At the 2018 Annual Berkshire Hathaway Shareholders’ Meeting, Warren Buffett and his partner, Charlie Munger, discussed their conviction in long-term buy and hold as an investment technique and specifically discussed Wells Fargo, as well as well as their attitude to tech holdings, including Apple. Warren Buffett also shared his belief in the inefficiency of the U.S. healthcare system, and how the current U.S. trade position may be undesirable.
Long Term Buy and Hold
As Charlie Munger, Warren Buffett’s business partner stated at the 2018 Berkshire Annual Meeting, “When there’s nothing to do, Warren is very good at doing nothing.” Even though Berkshire Hathaway’s assets have increased significantly over time, requiring some changes to how they invest, they remain committed to long-term holding periods for their investments.
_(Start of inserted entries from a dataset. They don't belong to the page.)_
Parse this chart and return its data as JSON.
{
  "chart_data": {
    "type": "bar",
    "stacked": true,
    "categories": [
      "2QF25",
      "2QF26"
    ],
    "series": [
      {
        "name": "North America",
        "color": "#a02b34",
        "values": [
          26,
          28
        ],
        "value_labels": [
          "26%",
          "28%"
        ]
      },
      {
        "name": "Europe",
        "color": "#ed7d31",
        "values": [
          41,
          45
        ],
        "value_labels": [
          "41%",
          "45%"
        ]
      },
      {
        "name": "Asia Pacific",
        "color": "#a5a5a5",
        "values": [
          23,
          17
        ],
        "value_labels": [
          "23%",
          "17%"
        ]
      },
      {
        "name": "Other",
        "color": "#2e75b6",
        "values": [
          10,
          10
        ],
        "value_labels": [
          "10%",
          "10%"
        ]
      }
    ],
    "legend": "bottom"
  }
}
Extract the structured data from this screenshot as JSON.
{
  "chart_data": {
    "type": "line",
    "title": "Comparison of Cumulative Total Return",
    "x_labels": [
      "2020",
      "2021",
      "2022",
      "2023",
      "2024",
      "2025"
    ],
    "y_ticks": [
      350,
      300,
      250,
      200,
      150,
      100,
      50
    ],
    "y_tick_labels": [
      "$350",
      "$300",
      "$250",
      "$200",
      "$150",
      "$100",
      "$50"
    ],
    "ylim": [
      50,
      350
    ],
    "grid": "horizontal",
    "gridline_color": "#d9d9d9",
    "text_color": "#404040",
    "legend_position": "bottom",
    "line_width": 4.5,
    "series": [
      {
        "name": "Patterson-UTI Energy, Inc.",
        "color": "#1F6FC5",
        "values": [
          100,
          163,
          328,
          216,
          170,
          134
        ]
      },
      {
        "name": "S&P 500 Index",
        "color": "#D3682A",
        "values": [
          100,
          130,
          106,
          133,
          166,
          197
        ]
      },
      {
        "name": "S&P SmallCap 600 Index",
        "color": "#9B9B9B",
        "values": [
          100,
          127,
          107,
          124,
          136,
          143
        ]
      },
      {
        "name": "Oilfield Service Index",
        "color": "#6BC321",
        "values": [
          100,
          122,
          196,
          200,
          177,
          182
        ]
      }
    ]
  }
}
This means investing in companies, brands and managements they believe in for the long-term rather than making short-term trades. Buffett did note that they have reduced their position in Phillips 66, but the goal there was to have less than a 10% position to avoid various compliance issues. Buffett still has strong belief in Phillips 66.
Wells Fargo
In Buffett’s mind, recent admissions and penalties for bad behavior at Wells Fargo, proved the efficacy of incentives, and, unfortunately, in Buffett’s view, Wells Fargo had the wrong incentives. Buffett noted he had made some of his greatest investment during these sort of errors. He detailed specifically his investment in American Express in 1964 and in the insurance firm, GEICO, in 1976. In both cases the issues in question were cleaned up, and he predicts a similar outcome for Wells Fargo. Wells Fargo might be most likely to behave the best among financial firms in future, because they have been through these incidents. He mentioned he had a positive opinion of the Wells Fargo CEO, Timothy Sloan.
U.S. Healthcare
Buffett has strong views on the U.S. healthcare system, where he believes spending is getting out of hand, and higher costs are not necessarily delivering better outcomes for patients. He notes that 18% of U.S. GDP is spent on on medical costs, up from 5% in the 1970s. He observes that the U.S. was spending $170 per person in 1970 on healthcare, but it’s now over $10,000 per person each year, on average. Buffett refers to this level of U.S. healthcare spending, which he views as far too high, as a “tapeworm”.
The goal with Berkshire’s current partnership, with Amazon and JP Morgan is to help employees by lowering healthcare costs for a similar level of service. He expects to appoint a CEO for this effort shortly. He predicts that the resistance to this effort from the healthcare industry will be “unbelievable”. He received a flood of calls from other companies interested in joining after the announcement was made on the healthcare initiative.
However, Buffett believes that it will not easy, and that even though it’s an important initiative for him, he is not that optimistic for success because of the opposition he predicts he will see from within the healthcare industry. Charlie Munger stated he expects single-payer medicine to eventually come to the U.S. under a Democratic administration, but had no specific insight on timings.
Tech Stocks
Buffett spoke very positively about Apple, which Berkshire Hathaway now owns approximately 5% of. He mentioned that they would likely see their Apple position grow in size because of share repurchases, because they would not sell shares back to Apple and therefore, Berkshire’s position would grow as Apple’s share count declined. Buffett praised the quality of Apple’s products and the breadth of its ecosystem. He also mentioned that he held both Amazon and Google in high regard, but felt he had missed both companies as investments.
Warren Buffett mentioned that he likely would not purchase Microsoft stock because of his close relationship with Bill Gates, Microsoft’s founder, who is on the board of Berkshire. He worried that even though he would not trade on, or likely even receive, any inside information on Microsoft. Nonetheless, any buying or selling or Microsoft could be perceived to be the result of information from Gates, and he wanted to avoid any appearance of conflict.
U.S. Trade Policy
In 1970 exports and imports were 5% of GDP, now they have more than doubled, but there’s a gap today, with U.S. exports at 11% and imports at 14%. Over time, Buffett wouldn’t want that 3% gap between imports and exports to get too wide, because the gap is filled by “claim checks” on U.S. assets. Charlie Munger, stressed the virtue of the Chinese high savings rate as helping their growth.